The 2012 GOP presidential hopefuls who criticize Obama would like voters to measure the president against an ideal. They suggest that if the president had been decisive and called for military action earlier it would have destroyed Qaddafi and transferred power to a new benign government. Republicans say that Obama is a follower. The president and White House aides say that they are leading, but in a new way, one that is sensitive, for example, to anti-American sentiment created by the last time America made a mess of things by acting too rashly in Iraq.

Still, the administration’s policy has raised new questions for which it doesn’t seem to have answers: What is the specific goal of the mission? When will it end? Why was Congress marginalized? Potential administration allies such as Sen. Jim Webb, D-Va., said the policy lacked “clarity.” Republican Sen. Richard Lugar of Indiana, once Obama’s foreign policy tutor, raised a series of basic questions that should already have been answered about whom the United States is supporting in Libya and whether this commits the United States to future interventions. The biggest question is: How do you keep the mission as limited as Obama made it seem in his news conference Monday when your Secretary of State is also saying “Qaddafi must go.”

This is the messy business of reacting to fast-moving events, say White House advisers. They detail the rush of meetings and phone calls that took place over the last few days securing support for the United Nations and Arab League resolutions, ensuring international cooperation and legitimacy for the operation. On Monday the president made the comparison to the previous administration, arguing that building a coalition was necessary because “in the past there have been times where the United States acted unilaterally or did not have full international support. And as a consequence, typically, it was the United States military that ended up bearing the entire burden.”

The president and administration aides stressed the limitations of the mission. It was an international effort to address a humanitarian crisis spurred by Qaddafi’s actions, not an aggressive intervention. Aides are also working in other ways to expand the context in which its actions would be judged. When National Security Adviser Tom Donilon briefed the press on Sunday, he didn’t start his discussion of the Middle East with Libya.

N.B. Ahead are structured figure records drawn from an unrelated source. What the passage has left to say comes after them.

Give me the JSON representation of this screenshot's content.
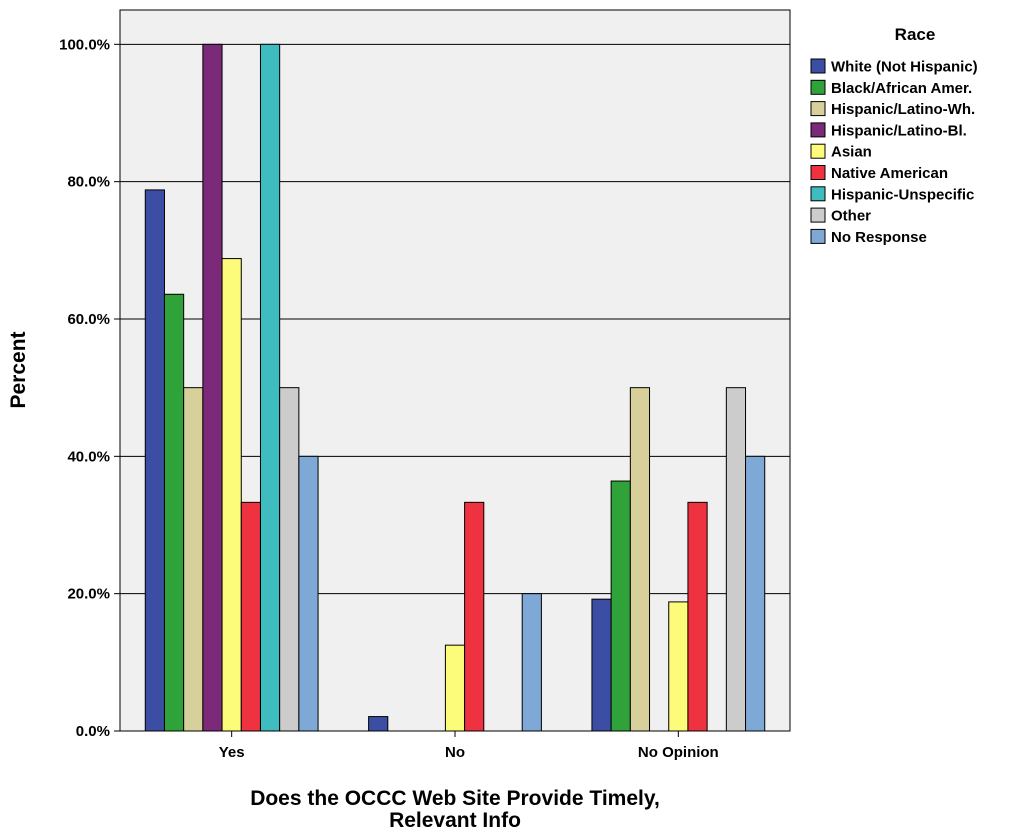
{
  "chart_data": {
    "type": "bar",
    "title": "",
    "xlabel_lines": [
      "Does the OCCC Web Site Provide Timely,",
      "Relevant Info"
    ],
    "ylabel": "Percent",
    "ylim": [
      0,
      105
    ],
    "yticks": [
      0,
      20,
      40,
      60,
      80,
      100
    ],
    "ytick_labels": [
      "0.0%",
      "20.0%",
      "40.0%",
      "60.0%",
      "80.0%",
      "100.0%"
    ],
    "grid": true,
    "legend_title": "Race",
    "legend_position": "right",
    "categories": [
      "Yes",
      "No",
      "No Opinion"
    ],
    "series": [
      {
        "name": "White (Not Hispanic)",
        "color": "#3b4ea3",
        "values": [
          78.8,
          2.1,
          19.2
        ]
      },
      {
        "name": "Black/African Amer.",
        "color": "#2fa33a",
        "values": [
          63.6,
          0,
          36.4
        ]
      },
      {
        "name": "Hispanic/Latino-Wh.",
        "color": "#d8d09a",
        "values": [
          50.0,
          0,
          50.0
        ]
      },
      {
        "name": "Hispanic/Latino-Bl.",
        "color": "#7a2a78",
        "values": [
          100.0,
          0,
          0
        ]
      },
      {
        "name": "Asian",
        "color": "#fdfb7a",
        "values": [
          68.8,
          12.5,
          18.8
        ]
      },
      {
        "name": "Native American",
        "color": "#ee3240",
        "values": [
          33.3,
          33.3,
          33.3
        ]
      },
      {
        "name": "Hispanic-Unspecific",
        "color": "#3fbcc0",
        "values": [
          100.0,
          0,
          0
        ]
      },
      {
        "name": "Other",
        "color": "#cccccc",
        "values": [
          50.0,
          0,
          50.0
        ]
      },
      {
        "name": "No Response",
        "color": "#7ea8d6",
        "values": [
          40.0,
          20.0,
          40.0
        ]
      }
    ]
  }
}
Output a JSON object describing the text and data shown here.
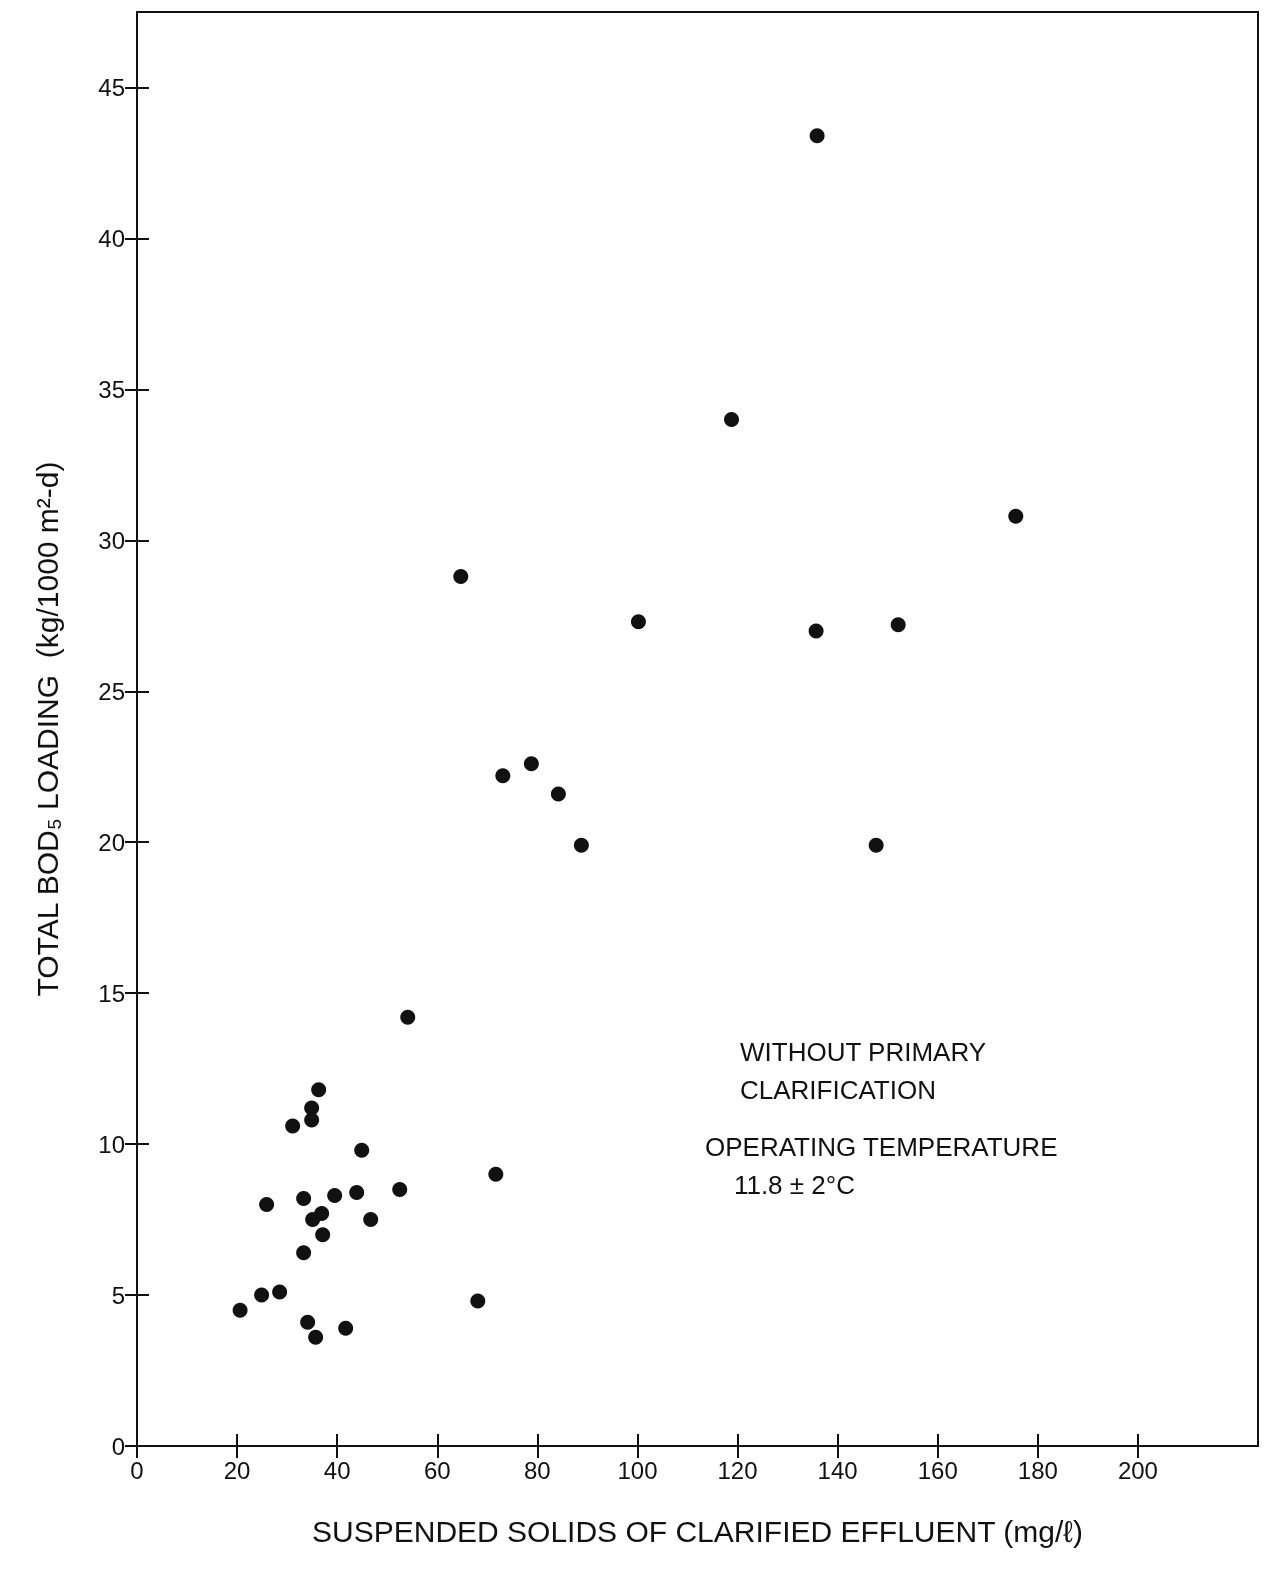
{
  "chart_data": {
    "type": "scatter",
    "xlabel": "SUSPENDED SOLIDS OF CLARIFIED EFFLUENT (mg/ℓ)",
    "ylabel": "TOTAL BOD₅ LOADING  (kg/1000 m²-d)",
    "annotations": [
      "WITHOUT PRIMARY\nCLARIFICATION",
      "OPERATING TEMPERATURE\n11.8 ± 2°C"
    ],
    "xlim": [
      0,
      224
    ],
    "xticks": [
      0,
      20,
      40,
      60,
      80,
      100,
      120,
      140,
      160,
      180,
      200
    ],
    "ylim": [
      0,
      47.5
    ],
    "yticks": [
      0,
      5,
      10,
      15,
      20,
      25,
      30,
      35,
      40,
      45
    ],
    "grid": false,
    "marker": "circle",
    "series": [
      {
        "color": "#111111",
        "x": [
          135.9,
          118.8,
          175.6,
          64.7,
          100.2,
          135.7,
          152.1,
          73.1,
          78.8,
          84.2,
          88.8,
          147.7,
          54.1,
          36.3,
          34.9,
          34.9,
          31.1,
          44.9,
          71.7,
          25.9,
          33.3,
          39.5,
          43.9,
          52.5,
          36.9,
          35.1,
          46.7,
          37.1,
          33.3,
          20.6,
          24.9,
          28.5,
          34.1,
          35.7,
          41.7,
          68.1
        ],
        "values": [
          43.4,
          34.0,
          30.8,
          28.8,
          27.3,
          27.0,
          27.2,
          22.2,
          22.6,
          21.6,
          19.9,
          19.9,
          14.2,
          11.8,
          11.2,
          10.8,
          10.6,
          9.8,
          9.0,
          8.0,
          8.2,
          8.3,
          8.4,
          8.5,
          7.7,
          7.5,
          7.5,
          7.0,
          6.4,
          4.5,
          5.0,
          5.1,
          4.1,
          3.6,
          3.9,
          4.8
        ]
      }
    ]
  }
}
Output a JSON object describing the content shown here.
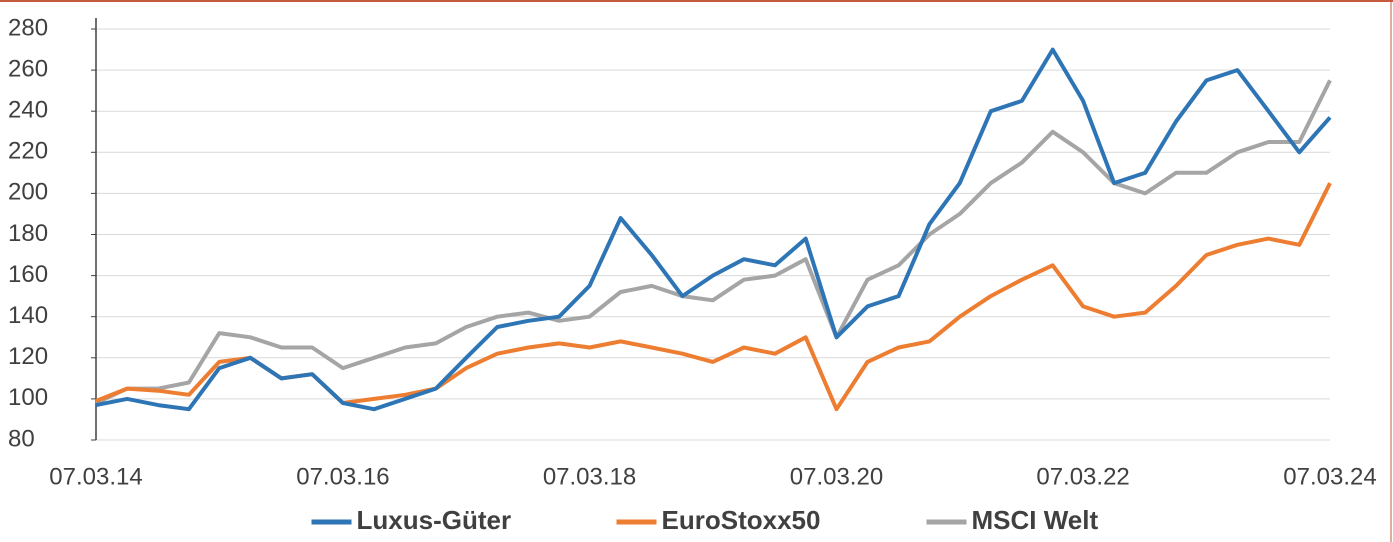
{
  "chart_data": {
    "type": "line",
    "x": [
      "07.03.14",
      "07.06.14",
      "07.09.14",
      "07.12.14",
      "07.03.15",
      "07.06.15",
      "07.09.15",
      "07.12.15",
      "07.03.16",
      "07.06.16",
      "07.09.16",
      "07.12.16",
      "07.03.17",
      "07.06.17",
      "07.09.17",
      "07.12.17",
      "07.03.18",
      "07.06.18",
      "07.09.18",
      "07.12.18",
      "07.03.19",
      "07.06.19",
      "07.09.19",
      "07.12.19",
      "07.03.20",
      "07.06.20",
      "07.09.20",
      "07.12.20",
      "07.03.21",
      "07.06.21",
      "07.09.21",
      "07.12.21",
      "07.03.22",
      "07.06.22",
      "07.09.22",
      "07.12.22",
      "07.03.23",
      "07.06.23",
      "07.09.23",
      "07.12.23",
      "07.03.24"
    ],
    "series": [
      {
        "name": "Luxus-Güter",
        "color": "#2e75b6",
        "values": [
          97,
          100,
          97,
          95,
          115,
          120,
          110,
          112,
          98,
          95,
          100,
          105,
          120,
          135,
          138,
          140,
          155,
          188,
          170,
          150,
          160,
          168,
          165,
          178,
          130,
          145,
          150,
          185,
          205,
          240,
          245,
          270,
          245,
          205,
          210,
          235,
          255,
          260,
          240,
          220,
          237
        ]
      },
      {
        "name": "EuroStoxx50",
        "color": "#ed7d31",
        "values": [
          99,
          105,
          104,
          102,
          118,
          120,
          110,
          112,
          98,
          100,
          102,
          105,
          115,
          122,
          125,
          127,
          125,
          128,
          125,
          122,
          118,
          125,
          122,
          130,
          95,
          118,
          125,
          128,
          140,
          150,
          158,
          165,
          145,
          140,
          142,
          155,
          170,
          175,
          178,
          175,
          205
        ]
      },
      {
        "name": "MSCI Welt",
        "color": "#a5a5a5",
        "values": [
          98,
          105,
          105,
          108,
          132,
          130,
          125,
          125,
          115,
          120,
          125,
          127,
          135,
          140,
          142,
          138,
          140,
          152,
          155,
          150,
          148,
          158,
          160,
          168,
          130,
          158,
          165,
          180,
          190,
          205,
          215,
          230,
          220,
          205,
          200,
          210,
          210,
          220,
          225,
          225,
          255
        ]
      }
    ],
    "xlim": [
      "07.03.14",
      "07.03.24"
    ],
    "xticks": [
      "07.03.14",
      "07.03.16",
      "07.03.18",
      "07.03.20",
      "07.03.22",
      "07.03.24"
    ],
    "ylim": [
      80,
      280
    ],
    "yticks": [
      80,
      100,
      120,
      140,
      160,
      180,
      200,
      220,
      240,
      260,
      280
    ],
    "grid": true,
    "legend": "bottom"
  }
}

He started by talking about the constitutional referendum in Egypt, the message being that the administration has its eye on a broader picture.

The administration is signaling that an initial phase of heavy U.S. military operations will last only a matter of days. After that, U.S. planes will join other nations to maintain the no-fly zone but command will transfer to other coalition partners. If Qaddafi isn’t deposed or forced to flee, then he could become a chronic condition. The tug of war will continue over whether Obama could have caused a different result by acting sooner, but the audience for that debate will be small. Qaddafi is not an imminent threat likely to capture people’s attention.

In the spring of 1999, John McCain improved his presidential chances by arguing for intervention in Kosovo. Today’s crop of GOP candidates are seeking to do the same, but none of them has the strong foreign policy credentials that make them obvious leaders.

The most interesting GOP response to the Libya challenge so far has been from Mississippi Gov. Haley Barbour. He declined to attack the president. “Whenever our men and women are involved in military action, every American stands with them and supports them as I do,” he said. “This is not the time to critique what the administration has done or will do.”

Barbour’s defense and foreign policy positions have been distinctly less neoconservative than many of his opponents. Barbour has called for defense cuts and questioned the ongoing mission in Afghanistan. Barbour may be pitching to deficit-conscious and isolationist Tea Party members, but it’s also a message that could work in a general election where he will try to make the case that he’s non-ideological and pragmatic. If he’s able to do that, it’ll be a neat trick. It’s also Obama’s strategy.